Key Findings from Corrected Analysis: - Week-of-month effects (Variant A): Modest 19.9%/17.9% improvement vs persistent baseline, but NOT statistically significant (p=0.23/0.35) - Holiday proximity effects (Variant B): WORSE than baseline (-12.4%/-13.6% vs persistent), clearly harmful - Seasonal week interactions (Variant C): Mixed performance (-8.8%/+6.8% vs persistent), not statistically significant

Critical Discovery - Baseline Validation Failures: The original experiment violated MANDATORY baseline requirements identical to FAMILY_DIESEL_CORRELATION: 1. NOT using get_standard_baselines() function - used ad-hoc baseline implementation 2. Missing mandatory baselines - only tested against weak "seasonal_naive", ignored persistent/AR2 3. No strongest baseline identification - failed to identify persistent as best competitor (MAE 2.3 vs seasonal_naive MAE 16.0) 4. Improper statistical testing - DM tests not against strongest baseline

Verdict Rationale: - Variant A: INCONCLUSIVE - modest improvement (19.9%/17.9%) but not statistically significant - Variant B: REFUTED - consistently worse than persistent baseline with no statistical support
- Variant C: REFUTED/INCONCLUSIVE - mixed performance, no consistent improvement pattern - Overall Family: REFUTED - weekly micro-seasonality does not provide meaningful forecasting improvements - Based on 438 weekly observations of REAL DATA with proper baseline validation

Impact Revision: Weekly micro-seasonality does NOT represent a breakthrough in potato price forecasting. The persistent (random walk) baseline remains superior, indicating that simple trend-following strategies outperform complex weekly pattern modeling.

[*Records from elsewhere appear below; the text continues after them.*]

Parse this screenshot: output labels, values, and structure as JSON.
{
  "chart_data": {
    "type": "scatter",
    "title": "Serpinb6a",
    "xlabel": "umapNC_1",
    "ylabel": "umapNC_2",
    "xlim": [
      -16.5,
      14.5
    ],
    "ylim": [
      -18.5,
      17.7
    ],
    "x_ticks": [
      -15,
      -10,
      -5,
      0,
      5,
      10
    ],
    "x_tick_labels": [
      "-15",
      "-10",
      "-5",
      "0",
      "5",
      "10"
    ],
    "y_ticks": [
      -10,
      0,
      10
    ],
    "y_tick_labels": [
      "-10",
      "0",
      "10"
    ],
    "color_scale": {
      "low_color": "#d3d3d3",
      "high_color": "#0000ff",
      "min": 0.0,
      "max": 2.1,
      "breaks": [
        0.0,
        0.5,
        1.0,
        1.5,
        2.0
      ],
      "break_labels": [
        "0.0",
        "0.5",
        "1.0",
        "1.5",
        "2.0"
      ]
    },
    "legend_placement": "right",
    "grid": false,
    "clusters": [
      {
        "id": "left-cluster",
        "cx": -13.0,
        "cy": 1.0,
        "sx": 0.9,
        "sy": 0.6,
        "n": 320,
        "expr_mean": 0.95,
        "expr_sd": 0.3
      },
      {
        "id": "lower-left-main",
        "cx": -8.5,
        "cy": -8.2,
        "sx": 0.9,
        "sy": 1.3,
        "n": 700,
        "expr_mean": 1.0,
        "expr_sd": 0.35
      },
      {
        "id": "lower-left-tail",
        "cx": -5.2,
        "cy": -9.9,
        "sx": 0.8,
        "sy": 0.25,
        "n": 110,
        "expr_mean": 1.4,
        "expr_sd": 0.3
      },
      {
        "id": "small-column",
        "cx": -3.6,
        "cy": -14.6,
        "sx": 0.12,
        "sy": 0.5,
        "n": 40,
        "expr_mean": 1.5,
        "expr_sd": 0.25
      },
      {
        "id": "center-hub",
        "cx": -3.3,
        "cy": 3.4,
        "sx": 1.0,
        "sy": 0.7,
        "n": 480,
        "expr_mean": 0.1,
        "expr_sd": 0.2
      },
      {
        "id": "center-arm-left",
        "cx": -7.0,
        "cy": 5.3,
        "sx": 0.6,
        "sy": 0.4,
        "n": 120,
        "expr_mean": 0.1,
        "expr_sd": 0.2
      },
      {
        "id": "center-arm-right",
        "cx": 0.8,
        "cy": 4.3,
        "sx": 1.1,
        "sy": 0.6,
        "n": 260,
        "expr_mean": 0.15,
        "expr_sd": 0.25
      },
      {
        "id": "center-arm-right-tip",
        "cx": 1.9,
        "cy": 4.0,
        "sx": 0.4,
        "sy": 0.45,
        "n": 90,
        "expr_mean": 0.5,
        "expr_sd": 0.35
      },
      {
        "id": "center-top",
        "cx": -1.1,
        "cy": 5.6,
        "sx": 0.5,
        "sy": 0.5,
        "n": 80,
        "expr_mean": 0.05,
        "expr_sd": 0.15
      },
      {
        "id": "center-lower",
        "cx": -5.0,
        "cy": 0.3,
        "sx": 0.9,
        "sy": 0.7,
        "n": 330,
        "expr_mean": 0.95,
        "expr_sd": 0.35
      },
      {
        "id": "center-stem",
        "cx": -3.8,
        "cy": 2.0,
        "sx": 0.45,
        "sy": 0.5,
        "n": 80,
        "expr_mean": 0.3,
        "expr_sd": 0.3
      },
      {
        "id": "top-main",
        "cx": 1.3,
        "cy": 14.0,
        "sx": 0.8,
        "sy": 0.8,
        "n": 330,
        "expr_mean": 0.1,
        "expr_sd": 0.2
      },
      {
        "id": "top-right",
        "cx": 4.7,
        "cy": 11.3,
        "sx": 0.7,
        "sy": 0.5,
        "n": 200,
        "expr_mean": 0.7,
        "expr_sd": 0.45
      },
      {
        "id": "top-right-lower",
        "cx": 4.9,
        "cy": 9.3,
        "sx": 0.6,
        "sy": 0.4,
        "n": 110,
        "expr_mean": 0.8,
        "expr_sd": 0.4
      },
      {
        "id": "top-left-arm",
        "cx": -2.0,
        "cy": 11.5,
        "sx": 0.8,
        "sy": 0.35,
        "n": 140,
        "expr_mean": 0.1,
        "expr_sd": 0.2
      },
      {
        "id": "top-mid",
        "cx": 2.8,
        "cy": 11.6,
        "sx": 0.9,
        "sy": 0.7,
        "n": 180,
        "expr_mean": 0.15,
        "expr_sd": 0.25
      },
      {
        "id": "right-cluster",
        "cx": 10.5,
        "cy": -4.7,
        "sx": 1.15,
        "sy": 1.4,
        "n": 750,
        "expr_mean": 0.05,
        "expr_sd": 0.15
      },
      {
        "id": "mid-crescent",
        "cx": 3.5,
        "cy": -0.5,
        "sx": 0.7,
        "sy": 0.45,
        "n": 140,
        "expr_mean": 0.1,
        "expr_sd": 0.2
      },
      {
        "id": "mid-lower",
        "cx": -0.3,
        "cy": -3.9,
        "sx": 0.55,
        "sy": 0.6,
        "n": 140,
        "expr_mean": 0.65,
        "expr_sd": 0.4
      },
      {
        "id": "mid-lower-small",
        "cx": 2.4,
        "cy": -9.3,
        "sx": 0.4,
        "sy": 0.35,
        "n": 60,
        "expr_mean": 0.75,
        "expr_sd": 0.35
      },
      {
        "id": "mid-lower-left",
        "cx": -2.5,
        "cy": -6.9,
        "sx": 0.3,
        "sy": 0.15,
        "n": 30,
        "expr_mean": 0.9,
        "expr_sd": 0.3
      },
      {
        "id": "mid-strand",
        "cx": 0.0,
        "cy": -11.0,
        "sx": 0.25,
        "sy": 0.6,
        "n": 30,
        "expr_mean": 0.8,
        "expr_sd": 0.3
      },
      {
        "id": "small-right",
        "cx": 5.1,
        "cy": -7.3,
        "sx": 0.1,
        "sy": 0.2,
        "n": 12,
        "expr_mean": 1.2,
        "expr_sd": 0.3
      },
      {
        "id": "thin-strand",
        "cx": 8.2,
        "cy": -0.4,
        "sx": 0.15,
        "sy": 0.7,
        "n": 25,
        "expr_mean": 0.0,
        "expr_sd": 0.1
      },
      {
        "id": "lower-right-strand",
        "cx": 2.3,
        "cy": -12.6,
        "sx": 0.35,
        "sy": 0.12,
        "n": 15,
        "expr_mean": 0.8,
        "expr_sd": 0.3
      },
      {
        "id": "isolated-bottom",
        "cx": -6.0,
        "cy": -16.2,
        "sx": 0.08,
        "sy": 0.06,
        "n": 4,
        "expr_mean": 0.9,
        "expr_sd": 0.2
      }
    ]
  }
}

Implementation Priority: NONE - Do NOT integrate these models into production systems. Continue using simple persistent baseline or explore other forecasting approaches.

Lessons Learned: 1. Baseline validation is CRITICAL - always use get_standard_baselines() function 2. Test against strongest competitor - weak baselines create false performance inflation 3. Statistical significance matters - large effect sizes without significance are meaningless 4. Systematic validation prevents scientific fraud - this family joins FAMILY_DIESEL_CORRELATION as an example of baseline validation failures

2025-08-17: BASELINE VALIDATION ENFORCEMENT IMPACT

Pattern Recognition: This is the SECOND family (after FAMILY_DIESEL_CORRELATION) where mandatory baseline validation exposed FALSE performance claims:

FAMILY_DIESEL_CORRELATION Pattern: - Original claim: 95% improvement
- Corrected result: WORSE than baseline - Failure mode: Missing standard baselines

FAMILY_WEEKLY_SEASONALITY_PATTERNS Pattern: - Original claim: 80-90%+ improvement - Corrected result: 19.9% (best case), mostly WORSE than baseline
- Failure mode: IDENTICAL - missing standard baselines

Repository-Wide Impact: The mandatory baseline validation standard is successfully preventing scientific fraud and exposing false performance claims. All future experiments MUST use get_standard_baselines() function to avoid similar invalidations.

Codex validatie

Codex Validation — 2025-11-10

Files Reviewed

  • run.py
  • config/*.yaml
  • experiment.md
  • Referenced variant modules (absent in repo, but corrected metrics logged)

Findings

  1. Real-data policy satisfied. The runner sources weekly prices exclusively from Boerderij (run.py:33-73 and configs referencing NL.157.2086); there are no synthetic fallbacks.
  2. Execution history present. experiment.md:70-176 documents the initial (invalid) run and the corrected re-run that used get_standard_baselines(). MLflow run IDs are included.
  3. No improvement over price-only baseline. After the baseline fix, Variant A’s best case is a statistically insignificant ~20 % MAE gain, while Variants B/C underperform the persistent baseline or lack significance. Thus, the weekly micro-seasonality features fail to beat the standard baselines.

Verdict

NOT VALIDATED – Although the experiment now uses the mandated baselines and real data, its models still do not deliver statistically significant or consistent gains over the persistent benchmark. Weekly seasonality patterns therefore remain unvalidated.